Nevertheless, I believe they are dead wrong. Increased healthcare spending is sustainable because people want more and better medical care, and economic growth will allow us to pay for it, even if the rest of the economy grows at a lower rate. Furthermore, the evidence of the last decade strongly suggests that healthcare spending in the United States and in most other developed countries will grow much faster than their economies and that this growth may even accelerate.
The evidence is compelling. In most countries healthcare spending has grown much faster than gross domestic product (GDP). Between 1990 and 2000, healthcare spending per capita in the United States, in inflation-adjusted dollars, grew by an average of 3.2 percent per year-39 percent faster than GDP's average annual growth of 2.3 percent.During that decade, healthcare spending increased faster than GDP growth in 23 out of 30 of the world's richest countries, all of which belong to the Organization for Economic Cooperation and Development (OECD). In all 30 OECD countries, during the 1990s the median increase in real (adjusted for inflation) healthcare spending was 3.1 percent, 63 percent greater than the 1.9 percent mean increase in GDP.
Of course, that trend goes back much farther than the last decade. Healthcare spending has grown faster than GDP in most countries for at least 50 years. And the richer the country, the faster the growth rate in healthcare spending.
A regression analysis finds that, statistically, the size of GDP per capita in 1990 explained more than half-56 percent-of the variation in the growth rates of healthcare spending in the OECD countries (if Luxembourg-a tiny, rich country that spends very little on healthcare and is a striking exception to this rule-is excluded from the analysis).
Statistics-like pollsters-are always better at describing what happened than at explaining why it happened, but the following common sense ideas help explain why healthcare spending tends to grow faster than GDP and why it grows faster in rich countries than it does in poor ones:
Healthcare is what economists call a "superior good." A recent Harris Interactive survey found that Americans choose healthcare as the best way to spend additional money as the economy grows, ahead of education and far ahead of defense, cars, food, clothing, shelter, entertainment, or anything else.
Medical advances allow society to provide more care to more people. That means more and better tests, new and better drugs, new and better surgical procedures. As a result many people are alive who would have died; and medicine has improved the quality of life for many people with chronic disease and serious injuries. That is expensive, and it will cost more in the future, but people in developed societies believe that's a good way to spend money.
Public expectations are rising. Even if there were no new technologies, it is probable that, as consumers became better educated and better informed, they will demand and use more medical products and services. It is clear that public expectations for the care they should receive have increased substantially-to the point, some argue, of being unreasonable. That's human nature.
The population is aging. Although the precise impact of an aging population on healthcare costs is debatable-because a healthier population presumably needs less care- there is a general consensus that it adds significantly to costs.
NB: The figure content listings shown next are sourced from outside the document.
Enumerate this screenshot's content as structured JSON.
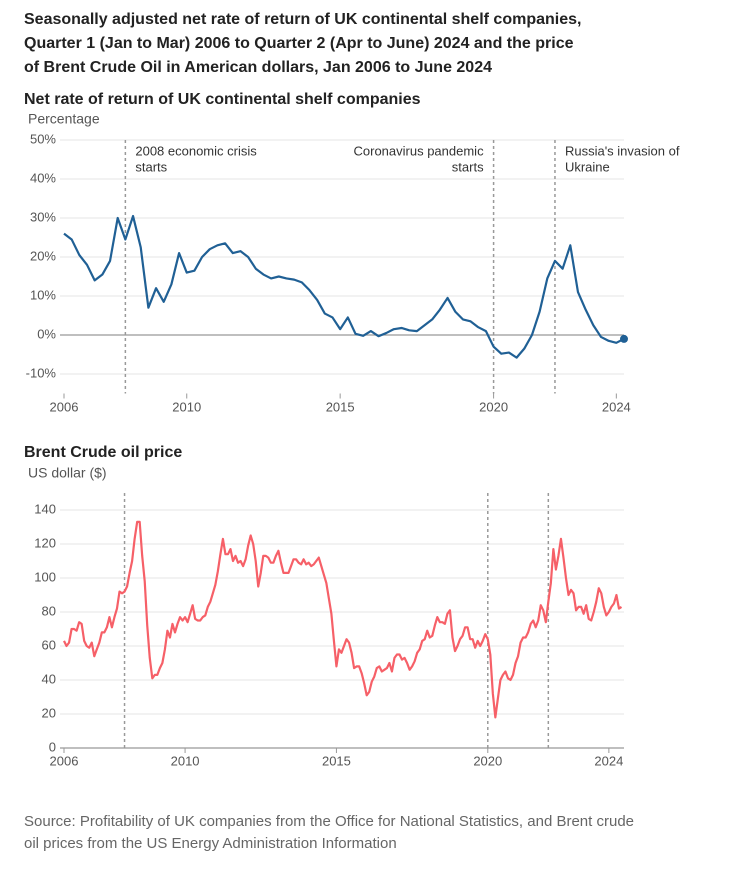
{
  "title": [
    "Seasonally adjusted net rate of return of UK continental shelf companies,",
    "Quarter 1 (Jan to Mar) 2006 to Quarter 2 (Apr to June) 2024 and the price",
    "of Brent Crude Oil in American dollars, Jan 2006 to June 2024"
  ],
  "source": [
    "Source: Profitability of UK companies from the Office for National Statistics, and Brent crude",
    "oil prices from the US Energy Administration Information"
  ],
  "chart_data": [
    {
      "type": "line",
      "title": "Net rate of return of UK continental shelf companies",
      "y_label": "Percentage",
      "color": "#206095",
      "grid": true,
      "marker_last": true,
      "xlim": [
        2006,
        2024.25
      ],
      "xticks": [
        2006,
        2010,
        2015,
        2020,
        2024
      ],
      "ylim": [
        -15,
        50
      ],
      "yticks": [
        {
          "value": -10,
          "label": "-10%"
        },
        {
          "value": 0,
          "label": "0%"
        },
        {
          "value": 10,
          "label": "10%"
        },
        {
          "value": 20,
          "label": "20%"
        },
        {
          "value": 30,
          "label": "30%"
        },
        {
          "value": 40,
          "label": "40%"
        },
        {
          "value": 50,
          "label": "50%"
        }
      ],
      "annotations": [
        {
          "x": 2008,
          "text": [
            "2008 economic crisis",
            "starts"
          ]
        },
        {
          "x": 2020,
          "text": [
            "Coronavirus pandemic",
            "starts"
          ]
        },
        {
          "x": 2022,
          "text": [
            "Russia's invasion of",
            "Ukraine"
          ]
        }
      ],
      "x": [
        2006,
        2006.25,
        2006.5,
        2006.75,
        2007,
        2007.25,
        2007.5,
        2007.75,
        2008,
        2008.25,
        2008.5,
        2008.75,
        2009,
        2009.25,
        2009.5,
        2009.75,
        2010,
        2010.25,
        2010.5,
        2010.75,
        2011,
        2011.25,
        2011.5,
        2011.75,
        2012,
        2012.25,
        2012.5,
        2012.75,
        2013,
        2013.25,
        2013.5,
        2013.75,
        2014,
        2014.25,
        2014.5,
        2014.75,
        2015,
        2015.25,
        2015.5,
        2015.75,
        2016,
        2016.25,
        2016.5,
        2016.75,
        2017,
        2017.25,
        2017.5,
        2017.75,
        2018,
        2018.25,
        2018.5,
        2018.75,
        2019,
        2019.25,
        2019.5,
        2019.75,
        2020,
        2020.25,
        2020.5,
        2020.75,
        2021,
        2021.25,
        2021.5,
        2021.75,
        2022,
        2022.25,
        2022.5,
        2022.75,
        2023,
        2023.25,
        2023.5,
        2023.75,
        2024,
        2024.25
      ],
      "values": [
        26,
        24.5,
        20.5,
        18,
        14,
        15.5,
        19,
        30,
        24.5,
        30.5,
        22.5,
        7,
        12,
        8.5,
        13,
        21,
        16,
        16.5,
        20,
        22,
        23,
        23.5,
        21,
        21.5,
        20,
        17,
        15.5,
        14.5,
        15,
        14.5,
        14.2,
        13.5,
        11.5,
        9,
        5.5,
        4.5,
        1.5,
        4.5,
        0.3,
        -0.2,
        1,
        -0.3,
        0.5,
        1.5,
        1.8,
        1.2,
        1,
        2.5,
        4,
        6.5,
        9.5,
        6,
        4,
        3.5,
        2,
        1,
        -3,
        -4.8,
        -4.5,
        -5.8,
        -3.5,
        0,
        6,
        14.5,
        19,
        17,
        23,
        11,
        6.5,
        2.5,
        -0.5,
        -1.5,
        -2,
        -1
      ]
    },
    {
      "type": "line",
      "title": "Brent Crude oil price",
      "y_label": "US dollar ($)",
      "color": "#f66068",
      "grid": true,
      "marker_last": false,
      "xlim": [
        2006,
        2024.5
      ],
      "xticks": [
        2006,
        2010,
        2015,
        2020,
        2024
      ],
      "ylim": [
        0,
        150
      ],
      "yticks": [
        0,
        20,
        40,
        60,
        80,
        100,
        120,
        140
      ],
      "vlines": [
        2008,
        2020,
        2022
      ],
      "x": [
        2006,
        2006.083,
        2006.167,
        2006.25,
        2006.333,
        2006.417,
        2006.5,
        2006.583,
        2006.667,
        2006.75,
        2006.833,
        2006.917,
        2007,
        2007.083,
        2007.167,
        2007.25,
        2007.333,
        2007.417,
        2007.5,
        2007.583,
        2007.667,
        2007.75,
        2007.833,
        2007.917,
        2008,
        2008.083,
        2008.167,
        2008.25,
        2008.333,
        2008.417,
        2008.5,
        2008.583,
        2008.667,
        2008.75,
        2008.833,
        2008.917,
        2009,
        2009.083,
        2009.167,
        2009.25,
        2009.333,
        2009.417,
        2009.5,
        2009.583,
        2009.667,
        2009.75,
        2009.833,
        2009.917,
        2010,
        2010.083,
        2010.167,
        2010.25,
        2010.333,
        2010.417,
        2010.5,
        2010.583,
        2010.667,
        2010.75,
        2010.833,
        2010.917,
        2011,
        2011.083,
        2011.167,
        2011.25,
        2011.333,
        2011.417,
        2011.5,
        2011.583,
        2011.667,
        2011.75,
        2011.833,
        2011.917,
        2012,
        2012.083,
        2012.167,
        2012.25,
        2012.333,
        2012.417,
        2012.5,
        2012.583,
        2012.667,
        2012.75,
        2012.833,
        2012.917,
        2013,
        2013.083,
        2013.167,
        2013.25,
        2013.333,
        2013.417,
        2013.5,
        2013.583,
        2013.667,
        2013.75,
        2013.833,
        2013.917,
        2014,
        2014.083,
        2014.167,
        2014.25,
        2014.333,
        2014.417,
        2014.5,
        2014.583,
        2014.667,
        2014.75,
        2014.833,
        2014.917,
        2015,
        2015.083,
        2015.167,
        2015.25,
        2015.333,
        2015.417,
        2015.5,
        2015.583,
        2015.667,
        2015.75,
        2015.833,
        2015.917,
        2016,
        2016.083,
        2016.167,
        2016.25,
        2016.333,
        2016.417,
        2016.5,
        2016.583,
        2016.667,
        2016.75,
        2016.833,
        2016.917,
        2017,
        2017.083,
        2017.167,
        2017.25,
        2017.333,
        2017.417,
        2017.5,
        2017.583,
        2017.667,
        2017.75,
        2017.833,
        2017.917,
        2018,
        2018.083,
        2018.167,
        2018.25,
        2018.333,
        2018.417,
        2018.5,
        2018.583,
        2018.667,
        2018.75,
        2018.833,
        2018.917,
        2019,
        2019.083,
        2019.167,
        2019.25,
        2019.333,
        2019.417,
        2019.5,
        2019.583,
        2019.667,
        2019.75,
        2019.833,
        2019.917,
        2020,
        2020.083,
        2020.167,
        2020.25,
        2020.333,
        2020.417,
        2020.5,
        2020.583,
        2020.667,
        2020.75,
        2020.833,
        2020.917,
        2021,
        2021.083,
        2021.167,
        2021.25,
        2021.333,
        2021.417,
        2021.5,
        2021.583,
        2021.667,
        2021.75,
        2021.833,
        2021.917,
        2022,
        2022.083,
        2022.167,
        2022.25,
        2022.333,
        2022.417,
        2022.5,
        2022.583,
        2022.667,
        2022.75,
        2022.833,
        2022.917,
        2023,
        2023.083,
        2023.167,
        2023.25,
        2023.333,
        2023.417,
        2023.5,
        2023.583,
        2023.667,
        2023.75,
        2023.833,
        2023.917,
        2024,
        2024.083,
        2024.167,
        2024.25,
        2024.333,
        2024.417
      ],
      "values": [
        63,
        60,
        62,
        70,
        70,
        69,
        74,
        73,
        63,
        60,
        59,
        62,
        54,
        58,
        62,
        68,
        68,
        71,
        77,
        71,
        77,
        82,
        92,
        91,
        92,
        95,
        103,
        110,
        123,
        133,
        133,
        113,
        98,
        72,
        53,
        41,
        43,
        43,
        47,
        50,
        58,
        69,
        65,
        73,
        68,
        73,
        77,
        75,
        77,
        74,
        79,
        84,
        76,
        75,
        75,
        77,
        78,
        83,
        86,
        91,
        96,
        104,
        114,
        123,
        114,
        114,
        117,
        110,
        113,
        109,
        110,
        107,
        111,
        119,
        125,
        120,
        110,
        95,
        103,
        113,
        113,
        112,
        109,
        109,
        113,
        116,
        109,
        103,
        103,
        103,
        107,
        111,
        111,
        109,
        108,
        111,
        108,
        109,
        107,
        108,
        110,
        112,
        107,
        102,
        97,
        88,
        79,
        63,
        48,
        58,
        56,
        60,
        64,
        62,
        56,
        47,
        48,
        48,
        44,
        38,
        31,
        33,
        39,
        42,
        47,
        48,
        45,
        46,
        47,
        50,
        45,
        53,
        55,
        55,
        52,
        53,
        50,
        46,
        48,
        51,
        56,
        58,
        63,
        64,
        69,
        65,
        66,
        72,
        77,
        74,
        74,
        73,
        79,
        81,
        65,
        57,
        60,
        64,
        66,
        71,
        71,
        64,
        64,
        59,
        63,
        60,
        63,
        67,
        64,
        55,
        32,
        18,
        29,
        40,
        43,
        45,
        41,
        40,
        43,
        50,
        54,
        62,
        65,
        65,
        68,
        73,
        75,
        71,
        75,
        84,
        81,
        74,
        86,
        97,
        117,
        105,
        113,
        123,
        112,
        100,
        90,
        93,
        91,
        81,
        83,
        83,
        79,
        84,
        76,
        75,
        80,
        86,
        94,
        91,
        83,
        78,
        80,
        83,
        85,
        90,
        82,
        83
      ]
    }
  ]
}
What are the chances that those trends will continue for the next decade, with healthcare spending increasing much faster than the economy and increasing fastest in the richest countries? As British economist Alex Caincross once wrote: "A trend, to use the language of Gertrude Stein, is a trend, is a trend. The question is: Will it bend? Will it alter its course, through some unforeseen force, and come to a premature end?"
The key phrase here is "unforeseen force." All of the known forces that explain the high rate of growth of healthcare spending in the 1990s seem likely to continue during the next decade, unless we abolish death, disease, pain, and suffering.
There will be many exciting new medical technologies, the population will get older, consumer expectations will increase, and healthcare will continue to be a superior good. As always, we will argue about who should pay for all the healthcare we want: the government (taxpayers), the employer, or the consumer. But pay for it, somehow, we will.